To get to the bottom of this issue, we’ve explained a couple of main differences between soccer in Europe and in the US.
All the major professional leagues in Europe, including the English Premier League, La Liga in Spain, the Italian Serie A, and the Bundesliga in Germany, are typically being played from August until the end of May. On the other hand, in the US, MLS (Major League Soccer) begins in March and ends somewhere in mid-November.
In the US, the champion is determined through playoffs, whereas in Europe, the champion of the league is the team that amassed the biggest number of points. Soccer teams in Europe that perform poorly during the regular season are downgraded to lower divisions, whilst top teams advance to the higher ones.
The owners of soccer teams in Europe are filthy rich, and they spend a significant amount of money to improve the quality of both their teams and the game presented on the pitch. Tycoons, like Roman Abramovich of Chelsea who is an oil magnate, regularly bring the world’s best players to their teams. In the US, Major League Teams operate within a so-called “single-entity structure”, which basically means that they share revenues.
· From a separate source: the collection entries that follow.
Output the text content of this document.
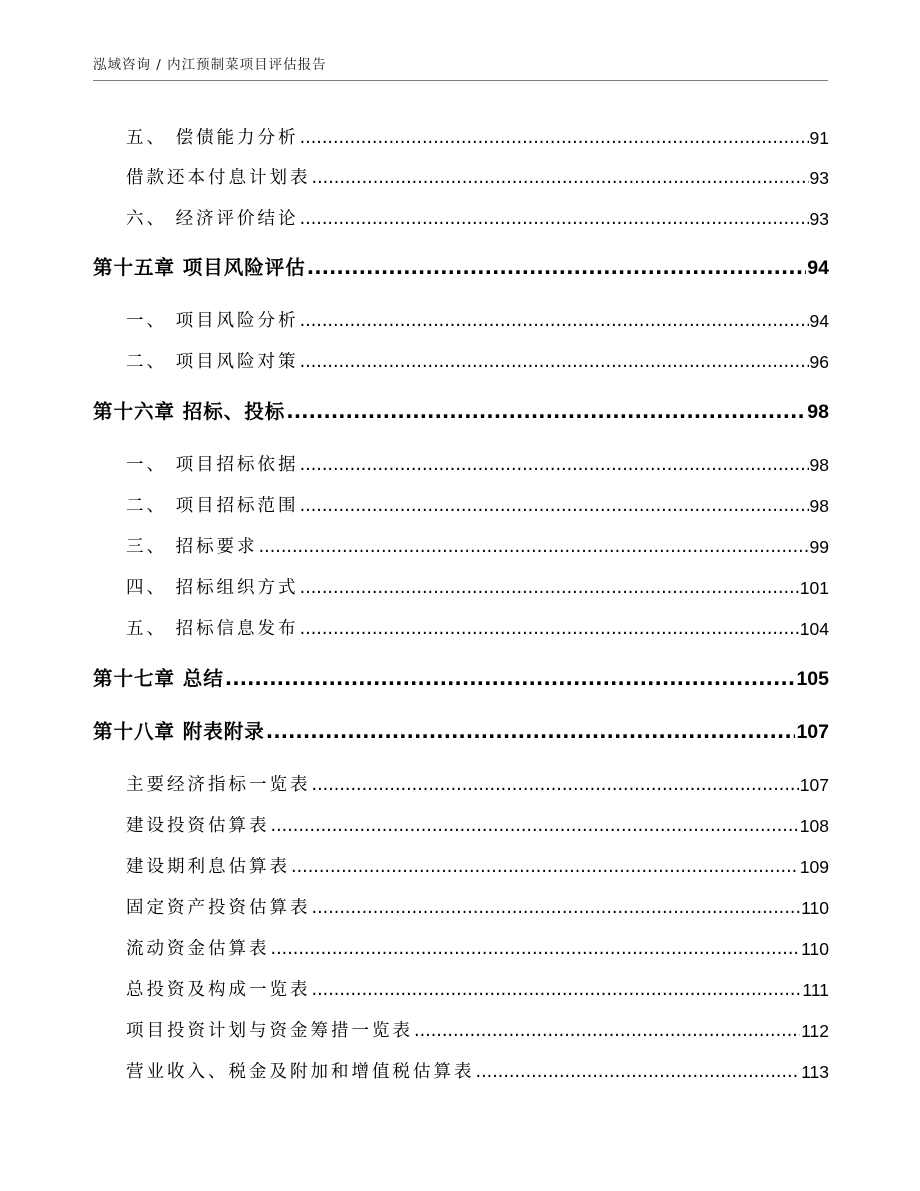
泓域咨询 / 内江预制菜项目评估报告
五、 偿债能力分析 .....	91
借款还本付息计划表 .....	93
六、 经济评价结论 .....	93
第十五章 项目风险评估 .....	94
一、 项目风险分析 .....	94
二、 项目风险对策 .....	96
第十六章 招标、投标 .....	98
一、 项目招标依据 .....	98
二、 项目招标范围 .....	98
三、 招标要求 .....	99
四、 招标组织方式 .....	101
五、 招标信息发布 .....	104
第十七章 总结 .....	105
第十八章 附表附录 .....	107
主要经济指标一览表 .....	107
建设投资估算表 .....	108
建设期利息估算表 .....	109
固定资产投资估算表 .....	110
流动资金估算表 .....	110
总投资及构成一览表 .....	111
项目投资计划与资金筹措一览表 .....	112
营业收入、税金及附加和增值税估算表 .....	113
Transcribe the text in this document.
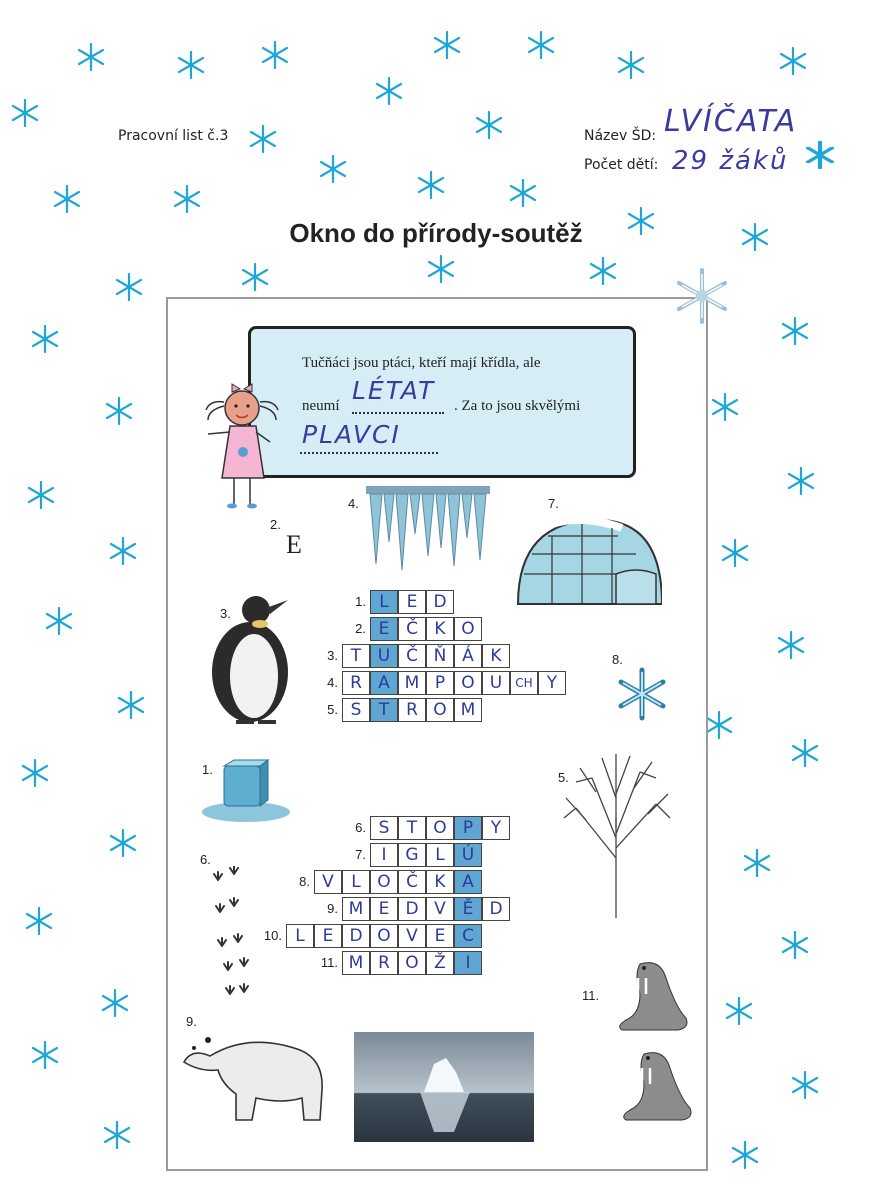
Pracovní list č.3	Název ŠD:
Počet dětí:
LVÍČATA
29 žáků
Okno do přírody-soutěž
Tučňáci jsou ptáci, kteří mají křídla, ale
neumí	. Za to jsou skvělými
LÉTAT
PLAVCI
4.
2.
E
7.
3.
8.
1.
5.
6.
9.
11.
1. L	E D
2. E Č K O
3. T U Č Ň Á K
4. R A M P O U	CH Y
5. S	T R O M
6. S	T O P	Y
7. I	G L	Ú
8. V	L O Č K A
9. M E D V Ě D
10. L	E D O V E C
11. M R O Ž	I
Although US teams also have owners, the players sign their contracts with the league, rather than with the club itself.
The soccer playing styles vary significantly across Europe. Teams in the UK, Eastern, and Northern Europe play the long ball style where wings bring the ball down the flanks and drive it in the air so that tall attackers can head it into the goal. Teams in Italy and Spain play faster-paced soccer where smaller agile players connect strings of short passes to create a shot on goal from close range. The United States nurtures a hybrid form of soccer, emphasizing possession and conditioning.
Teams in the Major League Soccer relly on finding college standouts so they can prepare them for the professional ranks. On the other hand, European clubs have scouts who observe, sign and develop kids at ages 10–14. Young soccer players in Europe have the privilege to train in lavish club facilities where they are provided with the top staff to advise on skills, tactics, strength training, and psychology.
Soccer is more than just a game in Europe; it’s a lifestyle and a part of the culture. Soccer fans in Europe display unmatched loyalty towards either their local teams or national giants such as Real Madrid, Juventus, or Manchester United. On the other hand, soccer falls behind the sports such as basketball, football, or baseball in terms of television ratings and attendance. Despite that, it is played by more people (24 million) in the US than in the leading European soccer countries like Germany, Italy, France, England, and Spain.